La tour de Babel : ce que l’archéologie révèle du mythe

Notre imaginaire s’est nourri du récit de la Genèse, qui popularisa cette construction aussi démesurée que l’orgueil des hommes qui l’édifièrent.  Et si cette tour ne relevait pas que du mythe ?

De Francis Joannès, Professeur d’histoire ancienne à l'université Paris 1 Panthéon-Sorbonne

 

Tour de babel

 

Au cœur de la ville de Babylone, entre le début du 6e et le début du 5e siècle av. J.-C., se dressa dans toute sa majesté l’un des monuments les plus célèbres de l’Antiquité : la tour à étages, ou ziggourat, dédiée au dieu principal de la ville, Bêl-Marduk, et acco­lée au temple où résidait sa statue de culte, l’Esagil.

La ziggourat elle-même portait un nom distinct en langue sumérienne : Etemenanki, c’est-à-dire le « temple fondement du ciel et de la terre ». Elle illustrait la force symbolique de sa situation, au milieu de la ville qui était elle-même centre de l’univers, comme un pivot reliant la terre et ses tréfonds au ciel, résidence des dieux du panthéon mésopotamien. La date de l’édification initiale de l’Etemenanki reste matière à conjectures. Il faut attendre en fait une date assez tardive, à la fin du 2e millénaire, pour en trouver une mention écrite.

On situe vers le 12e siècle av. J.-C. la mise en forme d’une liste lexicale en écriture cunéiforme, appelée Tintir (l’un des noms sumériens de Babylone), qui enregistre les éléments marquants de la topo­graphie de la ville et cite, dans sa quatrième tablette, la ziggourat en seconde position, juste après l’Esagil. Et ce n’est que dans une inscription du roi assy­rien Sennachérib (704-681) que l’on voit l’Etemenanki cité dans un contexte historique précis, celui de la destruction que le roi ordonne des monuments de Babylone en 689 av. J.-C., pour la punir de s’être rebellée contre lui.

 

UN MILLE-FEUILLE ARCHITECTURAL 

 

Selon les résultats des fouilles archéologiques alle­mandes menées au début du 20e siècle à Baby­lone, l’Etemenanki a compté trois strates successives de construction : une première structure, sur une base carrée de 65 mètres de côté, recouverte par une deuxième, établie sur un carré de 73 mètres de côté, qui fut porté à 91 mètres pour la troisième. Les spécialistes discutent encore sur l’attribution de ces différents niveaux de construction, un consensus se dégageant pour faire de la dernière structure l’œuvre des rois assyriens Assarhaddon (680-669) et Assurbanipal (668-630), achevée par les rois babyloniens Nabopolassar (626-605) et Nabuchodonosor II (604-562). C’est donc le deuxième état qui aurait été détruit en 689 av. J.-C. par Sennachérib, avant de faire l’objet d’une magnifique restauration.

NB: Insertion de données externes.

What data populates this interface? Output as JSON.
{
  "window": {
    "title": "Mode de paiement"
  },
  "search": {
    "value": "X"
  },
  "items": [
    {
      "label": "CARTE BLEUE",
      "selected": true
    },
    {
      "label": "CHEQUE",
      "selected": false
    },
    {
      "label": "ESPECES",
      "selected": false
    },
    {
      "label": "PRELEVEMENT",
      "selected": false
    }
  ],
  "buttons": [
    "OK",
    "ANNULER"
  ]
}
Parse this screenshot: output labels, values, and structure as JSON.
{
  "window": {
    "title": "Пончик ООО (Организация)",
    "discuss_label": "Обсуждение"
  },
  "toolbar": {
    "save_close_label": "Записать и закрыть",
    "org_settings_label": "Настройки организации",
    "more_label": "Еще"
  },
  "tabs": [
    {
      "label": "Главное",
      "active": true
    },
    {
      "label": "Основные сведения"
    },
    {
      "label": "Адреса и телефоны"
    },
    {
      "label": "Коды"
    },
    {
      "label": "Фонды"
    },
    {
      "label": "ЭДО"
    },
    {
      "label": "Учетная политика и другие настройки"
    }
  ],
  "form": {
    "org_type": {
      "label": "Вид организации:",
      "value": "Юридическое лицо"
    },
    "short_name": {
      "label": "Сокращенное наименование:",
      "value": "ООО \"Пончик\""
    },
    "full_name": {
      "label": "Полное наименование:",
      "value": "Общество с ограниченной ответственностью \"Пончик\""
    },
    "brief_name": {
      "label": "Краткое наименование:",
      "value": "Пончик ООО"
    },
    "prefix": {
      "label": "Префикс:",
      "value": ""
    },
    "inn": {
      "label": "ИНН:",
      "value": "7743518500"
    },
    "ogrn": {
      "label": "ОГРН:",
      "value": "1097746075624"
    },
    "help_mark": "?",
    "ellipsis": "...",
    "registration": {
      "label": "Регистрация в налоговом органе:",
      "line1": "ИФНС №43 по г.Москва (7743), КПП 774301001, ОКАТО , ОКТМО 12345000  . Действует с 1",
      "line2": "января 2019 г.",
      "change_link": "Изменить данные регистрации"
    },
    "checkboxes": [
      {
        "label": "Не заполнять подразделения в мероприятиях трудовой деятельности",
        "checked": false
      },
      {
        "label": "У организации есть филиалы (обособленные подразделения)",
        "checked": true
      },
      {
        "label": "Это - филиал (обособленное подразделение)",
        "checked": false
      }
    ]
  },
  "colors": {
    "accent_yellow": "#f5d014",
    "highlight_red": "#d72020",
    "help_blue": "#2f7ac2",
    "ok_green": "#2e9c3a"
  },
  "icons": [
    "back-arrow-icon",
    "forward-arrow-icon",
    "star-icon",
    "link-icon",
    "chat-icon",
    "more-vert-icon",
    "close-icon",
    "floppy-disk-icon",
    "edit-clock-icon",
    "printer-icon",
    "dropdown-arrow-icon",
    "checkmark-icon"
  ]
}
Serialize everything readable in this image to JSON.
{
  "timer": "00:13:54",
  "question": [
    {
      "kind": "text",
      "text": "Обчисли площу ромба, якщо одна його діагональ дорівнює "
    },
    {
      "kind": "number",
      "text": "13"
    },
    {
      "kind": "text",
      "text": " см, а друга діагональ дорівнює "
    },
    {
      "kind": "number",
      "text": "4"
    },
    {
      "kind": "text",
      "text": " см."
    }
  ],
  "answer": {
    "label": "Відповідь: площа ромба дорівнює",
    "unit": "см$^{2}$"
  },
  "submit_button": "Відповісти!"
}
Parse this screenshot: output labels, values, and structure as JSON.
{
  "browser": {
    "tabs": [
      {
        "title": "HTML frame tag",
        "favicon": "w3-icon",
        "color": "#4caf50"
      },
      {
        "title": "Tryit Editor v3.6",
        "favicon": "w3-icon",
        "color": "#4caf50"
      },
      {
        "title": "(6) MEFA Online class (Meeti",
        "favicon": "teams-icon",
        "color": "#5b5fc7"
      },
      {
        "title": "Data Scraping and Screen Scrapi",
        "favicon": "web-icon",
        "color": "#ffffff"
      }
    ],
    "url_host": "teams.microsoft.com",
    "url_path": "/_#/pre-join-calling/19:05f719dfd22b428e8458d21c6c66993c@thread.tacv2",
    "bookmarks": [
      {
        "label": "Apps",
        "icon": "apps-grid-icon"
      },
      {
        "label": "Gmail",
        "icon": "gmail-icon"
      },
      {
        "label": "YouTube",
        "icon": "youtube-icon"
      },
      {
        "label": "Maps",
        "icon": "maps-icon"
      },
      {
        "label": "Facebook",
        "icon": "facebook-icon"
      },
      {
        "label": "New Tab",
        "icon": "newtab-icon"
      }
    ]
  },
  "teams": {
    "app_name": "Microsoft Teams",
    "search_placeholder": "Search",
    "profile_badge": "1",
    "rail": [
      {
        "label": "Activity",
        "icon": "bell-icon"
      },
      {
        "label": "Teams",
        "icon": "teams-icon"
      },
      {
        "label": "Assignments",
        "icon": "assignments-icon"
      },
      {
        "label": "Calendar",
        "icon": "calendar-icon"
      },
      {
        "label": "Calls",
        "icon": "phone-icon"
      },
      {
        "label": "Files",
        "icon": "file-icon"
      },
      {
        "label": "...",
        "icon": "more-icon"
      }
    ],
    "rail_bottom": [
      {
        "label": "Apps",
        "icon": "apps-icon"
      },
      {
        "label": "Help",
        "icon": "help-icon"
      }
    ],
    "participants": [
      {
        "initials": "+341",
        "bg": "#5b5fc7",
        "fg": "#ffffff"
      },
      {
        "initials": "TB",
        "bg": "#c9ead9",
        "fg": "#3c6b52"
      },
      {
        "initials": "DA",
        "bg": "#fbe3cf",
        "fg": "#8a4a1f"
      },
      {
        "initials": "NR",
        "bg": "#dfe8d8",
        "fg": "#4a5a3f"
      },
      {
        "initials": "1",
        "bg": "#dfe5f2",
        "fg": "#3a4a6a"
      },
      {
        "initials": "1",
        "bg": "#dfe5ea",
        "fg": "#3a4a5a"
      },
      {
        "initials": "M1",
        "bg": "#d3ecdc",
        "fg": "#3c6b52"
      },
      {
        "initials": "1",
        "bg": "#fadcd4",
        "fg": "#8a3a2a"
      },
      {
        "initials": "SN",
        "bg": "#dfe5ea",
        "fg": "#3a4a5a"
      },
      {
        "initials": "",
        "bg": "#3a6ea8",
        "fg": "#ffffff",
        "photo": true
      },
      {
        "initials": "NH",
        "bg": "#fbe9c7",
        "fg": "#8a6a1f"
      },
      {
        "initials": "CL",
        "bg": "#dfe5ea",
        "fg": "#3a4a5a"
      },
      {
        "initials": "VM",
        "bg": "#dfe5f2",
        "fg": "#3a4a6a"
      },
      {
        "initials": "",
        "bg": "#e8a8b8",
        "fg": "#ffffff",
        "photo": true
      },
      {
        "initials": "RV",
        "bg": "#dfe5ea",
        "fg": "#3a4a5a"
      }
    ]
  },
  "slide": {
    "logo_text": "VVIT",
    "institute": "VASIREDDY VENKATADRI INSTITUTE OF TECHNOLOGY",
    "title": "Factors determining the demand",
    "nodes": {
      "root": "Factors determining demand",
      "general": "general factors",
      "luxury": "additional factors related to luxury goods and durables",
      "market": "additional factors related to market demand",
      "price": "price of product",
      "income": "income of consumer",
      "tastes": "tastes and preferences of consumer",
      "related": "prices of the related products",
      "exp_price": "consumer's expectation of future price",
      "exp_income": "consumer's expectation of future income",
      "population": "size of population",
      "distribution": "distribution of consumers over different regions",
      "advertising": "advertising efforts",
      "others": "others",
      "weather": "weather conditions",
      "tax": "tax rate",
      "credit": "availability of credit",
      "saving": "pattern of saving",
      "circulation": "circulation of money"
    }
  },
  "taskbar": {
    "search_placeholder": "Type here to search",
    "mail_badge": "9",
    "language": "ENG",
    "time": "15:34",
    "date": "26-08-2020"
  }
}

La question de la hauteur et de l’organisation architecturale de la ziggourat fait encore débat, puisque rien n’a été retrouvé à Babylone de l’Etemenanki, si ce n’est sa plate-forme de fondation, établie effectivement sur une base d’à peu près 90 mètres de ­côté. Il existe deux thèses. La première s’appuie sur les données métrologiques fournies par une tablette cunéiforme, appelée « tablette de ­l’Esagil ». Rédi­gée en 229 av. J.-C., elle donne les dimensions de plusieurs bâtiments du sanctuaire de Marduk à Babylone, dont l’Etemenanki : la base de la ziggourat s’inscrit dans un carré de 90 mètres de côté et compte 6 étages, couronnés par un temple haut appelé ­šahuru. Le premier étage est haut de 33 mètres, le ­deuxième, de 18 mètres, et chaque étage suivant s’élève à 6 mètres. Le šahuru mesure quant à lui 15 mètres de haut. La hauteur de l’ensemble s’établit donc à 90 mètres, et la tour à étages se présente comme une pyramide parfaite, s’inscrivant dans un cube aux arêtes de 90 mètres.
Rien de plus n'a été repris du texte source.